He chuckled, again, in a way. A dry choke of what should have been a laugh. “She’s the champion of us all.”  The air in his thin chest vibrated with his long exhale. “The heroine of the story.” 
“Yes.” Sybbie grinned; again she stroked his fingers. “The heroine of Downton.” 
But Donk shook his head against his pillows. “No, not that.”
“Oh yes,” Sybbie passed her thumb against his hand. “That was Granny.”
“I was wrong.” She watched him close his eyes and move his lips, quietly, before looking back at her again. His mouth sounded dry as he spoke, dry but very solemn. “The times I’ve thought Downton needed saving. My life’s work: saving Downton. Protecting Downton. Only now that I’m at the end of it all can I see what it’s really been.” 

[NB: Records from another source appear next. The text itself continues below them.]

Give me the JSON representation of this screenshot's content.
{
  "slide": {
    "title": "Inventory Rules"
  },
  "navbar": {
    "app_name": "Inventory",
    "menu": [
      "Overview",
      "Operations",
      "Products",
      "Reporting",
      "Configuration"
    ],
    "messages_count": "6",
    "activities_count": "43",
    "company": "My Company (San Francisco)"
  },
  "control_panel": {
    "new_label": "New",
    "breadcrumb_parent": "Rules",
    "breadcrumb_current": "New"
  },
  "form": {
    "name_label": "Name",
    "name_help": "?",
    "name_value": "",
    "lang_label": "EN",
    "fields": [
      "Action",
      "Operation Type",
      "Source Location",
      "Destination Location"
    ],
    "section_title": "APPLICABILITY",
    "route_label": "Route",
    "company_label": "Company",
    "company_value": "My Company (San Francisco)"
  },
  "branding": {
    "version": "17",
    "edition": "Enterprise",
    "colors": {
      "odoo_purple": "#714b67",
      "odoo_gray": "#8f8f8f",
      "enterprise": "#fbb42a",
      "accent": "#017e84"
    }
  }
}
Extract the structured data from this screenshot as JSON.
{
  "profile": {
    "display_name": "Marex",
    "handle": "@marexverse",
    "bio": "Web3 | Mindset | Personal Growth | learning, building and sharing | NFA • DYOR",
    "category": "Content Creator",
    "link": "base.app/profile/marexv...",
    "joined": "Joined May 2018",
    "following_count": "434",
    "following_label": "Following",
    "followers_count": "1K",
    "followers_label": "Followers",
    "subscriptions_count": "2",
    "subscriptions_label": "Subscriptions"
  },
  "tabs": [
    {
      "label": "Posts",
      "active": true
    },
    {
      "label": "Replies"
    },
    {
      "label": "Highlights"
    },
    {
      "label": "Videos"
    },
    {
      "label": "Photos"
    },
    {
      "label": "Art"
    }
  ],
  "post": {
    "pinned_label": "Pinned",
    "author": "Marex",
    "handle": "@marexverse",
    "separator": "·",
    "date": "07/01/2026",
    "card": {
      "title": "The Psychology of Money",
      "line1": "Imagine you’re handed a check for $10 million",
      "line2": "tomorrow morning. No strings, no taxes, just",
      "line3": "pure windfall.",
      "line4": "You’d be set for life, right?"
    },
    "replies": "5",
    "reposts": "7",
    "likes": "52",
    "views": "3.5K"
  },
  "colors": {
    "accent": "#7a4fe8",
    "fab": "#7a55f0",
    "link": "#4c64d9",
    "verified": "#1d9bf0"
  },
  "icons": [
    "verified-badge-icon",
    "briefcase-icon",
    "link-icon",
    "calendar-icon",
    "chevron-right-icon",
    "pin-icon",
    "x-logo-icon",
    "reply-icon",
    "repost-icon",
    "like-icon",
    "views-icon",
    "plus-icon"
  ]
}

She didn’t like this. But she’d listen. She swallowed down the feeling that had risen up high in her throat at Barrow’s cottage. She swallowed down the feeling that had lodged itself tightly at reading through Granny’s letters. She swallowed it all down, and she breathed around it. “And what’s that?”
“Downton saved me.” He nodded, slowly, and his lips trembled into a smile. “Only I was far too self-important to understand that. Hubris.” 
“But—” Sybbie adjusted herself in her chair. “You did save it, too. By marrying. And Uncle Matthew. And now with Georgie—
“—yes, the house.”
“What?”
“We worked to keep the house. The Abbey. Oh, but Cora always knew, I think. And… in her gentle way, she tried to tell me so many times.”
Sybbie blinked. “Knew what?”
Donk exhaled a long, but shallow breath. And then Sybbie watched him smile. “Downton is more than just this house.” He turned his hand beneath Sybbie’s, and his soft fingers squeezed her own. “It’s given me far more than I have ever done for it.”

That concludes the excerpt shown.